Глаза Яси расширились от ужаса. Она с недоверием мотнула головой – то ли в его слова не верила, то ли в то, что ещё не прозвучало. Осмысление накатило раньше, чем наружу полилось, посыпалось прошлое. Грязь, ложь… И она посреди всего этого. Посреди лжи, посреди воняющей гнилью правды.
– Так говорил?! – Сергей ухватил её за плечо. – Отвечай!
Яся снова всхлипнула и помотала головой. Он и так знал, что никто ей ничего не говорил. Паззл… Он бы и сам догадался. Догадался бы, если бы позволил мыслям пролезть в голову. Но собственный член оказался важнее разума. Чёртов придурок! Яна он выслушал, не перебивая. Несколько слов и присланная фотография. Вот они – единые кусочки паззла, сложившиеся в цельную картинку. В фотографию некрасивой девочки из прошлого, девочки, превратившейся в соблазнительную молодую женщину. Женщину, случайно или нет оказавшуюся под колёсами его автомобиля. Яся. Слава. Ярослава. Ярослава Романова, мать её! Будь она проклята! Она и вся её семья! И скоты-братья, и суицидница мать, и безвольный отец, сколотивший состояние, но так и не сумевший воспитать достойных детей.

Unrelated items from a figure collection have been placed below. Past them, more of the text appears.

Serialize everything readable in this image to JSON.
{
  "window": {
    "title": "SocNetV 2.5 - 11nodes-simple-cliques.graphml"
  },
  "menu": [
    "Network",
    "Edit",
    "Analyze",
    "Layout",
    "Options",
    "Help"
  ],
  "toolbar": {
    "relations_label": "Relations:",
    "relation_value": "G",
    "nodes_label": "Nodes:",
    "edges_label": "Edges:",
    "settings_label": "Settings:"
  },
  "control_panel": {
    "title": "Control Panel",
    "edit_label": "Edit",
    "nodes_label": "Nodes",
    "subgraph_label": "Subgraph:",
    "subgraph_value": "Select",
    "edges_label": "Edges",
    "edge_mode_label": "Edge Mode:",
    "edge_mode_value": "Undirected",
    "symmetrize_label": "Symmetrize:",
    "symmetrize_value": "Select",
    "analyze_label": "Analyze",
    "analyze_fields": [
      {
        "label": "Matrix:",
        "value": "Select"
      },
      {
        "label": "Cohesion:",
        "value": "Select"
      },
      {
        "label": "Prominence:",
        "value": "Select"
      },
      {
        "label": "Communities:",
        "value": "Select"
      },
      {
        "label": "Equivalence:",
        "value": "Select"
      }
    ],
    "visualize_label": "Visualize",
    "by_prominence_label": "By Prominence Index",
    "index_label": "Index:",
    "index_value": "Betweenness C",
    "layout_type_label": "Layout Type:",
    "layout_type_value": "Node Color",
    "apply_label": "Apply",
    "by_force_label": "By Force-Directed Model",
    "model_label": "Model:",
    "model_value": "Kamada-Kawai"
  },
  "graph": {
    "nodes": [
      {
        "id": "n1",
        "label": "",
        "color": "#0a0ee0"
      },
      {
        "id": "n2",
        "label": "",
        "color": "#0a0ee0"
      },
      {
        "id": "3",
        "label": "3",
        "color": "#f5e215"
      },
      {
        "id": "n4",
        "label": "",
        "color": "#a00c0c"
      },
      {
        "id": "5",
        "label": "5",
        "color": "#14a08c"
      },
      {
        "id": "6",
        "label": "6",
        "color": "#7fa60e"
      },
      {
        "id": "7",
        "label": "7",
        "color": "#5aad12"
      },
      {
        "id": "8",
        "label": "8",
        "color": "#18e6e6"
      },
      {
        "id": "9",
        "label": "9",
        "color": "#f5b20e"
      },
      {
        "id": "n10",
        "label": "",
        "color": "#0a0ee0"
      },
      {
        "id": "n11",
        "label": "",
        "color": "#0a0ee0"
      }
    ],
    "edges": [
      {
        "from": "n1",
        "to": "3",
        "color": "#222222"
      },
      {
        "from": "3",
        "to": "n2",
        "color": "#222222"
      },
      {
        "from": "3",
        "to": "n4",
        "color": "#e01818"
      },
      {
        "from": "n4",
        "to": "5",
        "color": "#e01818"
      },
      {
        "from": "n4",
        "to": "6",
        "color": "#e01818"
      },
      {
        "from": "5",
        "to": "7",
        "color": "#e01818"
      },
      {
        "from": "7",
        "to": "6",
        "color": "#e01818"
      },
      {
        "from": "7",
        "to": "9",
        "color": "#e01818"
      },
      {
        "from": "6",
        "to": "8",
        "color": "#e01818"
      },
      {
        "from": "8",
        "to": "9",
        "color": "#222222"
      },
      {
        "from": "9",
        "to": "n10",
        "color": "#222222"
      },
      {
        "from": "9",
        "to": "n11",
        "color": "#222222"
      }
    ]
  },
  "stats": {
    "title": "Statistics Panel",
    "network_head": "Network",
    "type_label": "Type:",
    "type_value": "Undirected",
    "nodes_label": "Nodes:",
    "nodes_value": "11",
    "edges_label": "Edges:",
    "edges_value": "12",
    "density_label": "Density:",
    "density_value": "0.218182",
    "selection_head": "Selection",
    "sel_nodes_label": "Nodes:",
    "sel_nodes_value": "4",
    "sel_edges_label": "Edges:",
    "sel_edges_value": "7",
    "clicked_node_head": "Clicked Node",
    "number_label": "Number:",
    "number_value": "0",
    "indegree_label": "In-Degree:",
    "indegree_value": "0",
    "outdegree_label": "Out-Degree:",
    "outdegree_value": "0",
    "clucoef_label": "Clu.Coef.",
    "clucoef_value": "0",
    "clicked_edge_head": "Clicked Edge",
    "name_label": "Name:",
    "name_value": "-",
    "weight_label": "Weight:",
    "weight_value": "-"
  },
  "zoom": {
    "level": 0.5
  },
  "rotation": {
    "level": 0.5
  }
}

– Отвечай! – потребовал он и как следует тряхнул её.
– Нет! Нет! – закричала она. – Не говорил! Никто мне ничего не говорил!
– Кто бы сомневался.
– Он грубо оттолкнул её от себя. Злость бурлила в венах. Сука! Как же близко она подобралась. Вся их семейка подбиралась слишком близко… - Твои ублюдки-братья оттрахали её, а потом удушили и бросили, как дохлую псину. Им всегда было мало. Баб, денег… Твари! А твой отец клал на всё. Деньги… Деньги же могут всё, правда? Вот религия вашей грёбанной семьи?
– Перестань! – Ей хотелось заткнуть уши. Хотелось, чтобы он замолчал – не знать, не слышать. Слёзы градом катились по лицу, из груди вырывалось тяжёлое дыхание. – Перестань… - взмолилась она.
– Не нравится? – Её слёзы больше его не трогали. Прошлое нахлынуло, щупальцами оплело сознание. Чёрное, грязное, мерзкое, оно проникало внутрь – в сердце, в душу, травило и жгло. – Мне тоже не нравится. Не нравится, когда богатые ублюдки вроде твоих братцев насилуют и убивают беременных женщин. Гниды… Достать бы их с того света и наизнанку вывернуть! Слишком лёгкая смерть…
– Это ведь не был несчастный случай? – сквозь слёзы спросила Ярослава, заведомо зная правду.
Он не ответил. На миг взгляды их встретились, а после Сергей отвернулся.
– У тебя есть десять минут, чтобы взять всё, что посчитаешь нужным, - снова сказал он. – Можешь брать всё, что хочешь. Потом я вызову тебе такси.
Её колотило. Прошлое и настоящее обрушилось на неё безжалостным дождём из колючих веток шиповника, размокших стен её собственного лабиринта и влажной прелой листвы с удушающим сладковатым запахом гнили. Что бы она ни сказала ему сейчас – всё бесполезно. Всё бесполезно. Её братья, мать, отец… Мирок, и без того шаткий, хрупкий, разлетелся на миллиард осколков, и она стояла посреди всего этого, зная, что любой шаг причинит боль. Шаг, и в ноги её вопьются острые грани стёкол.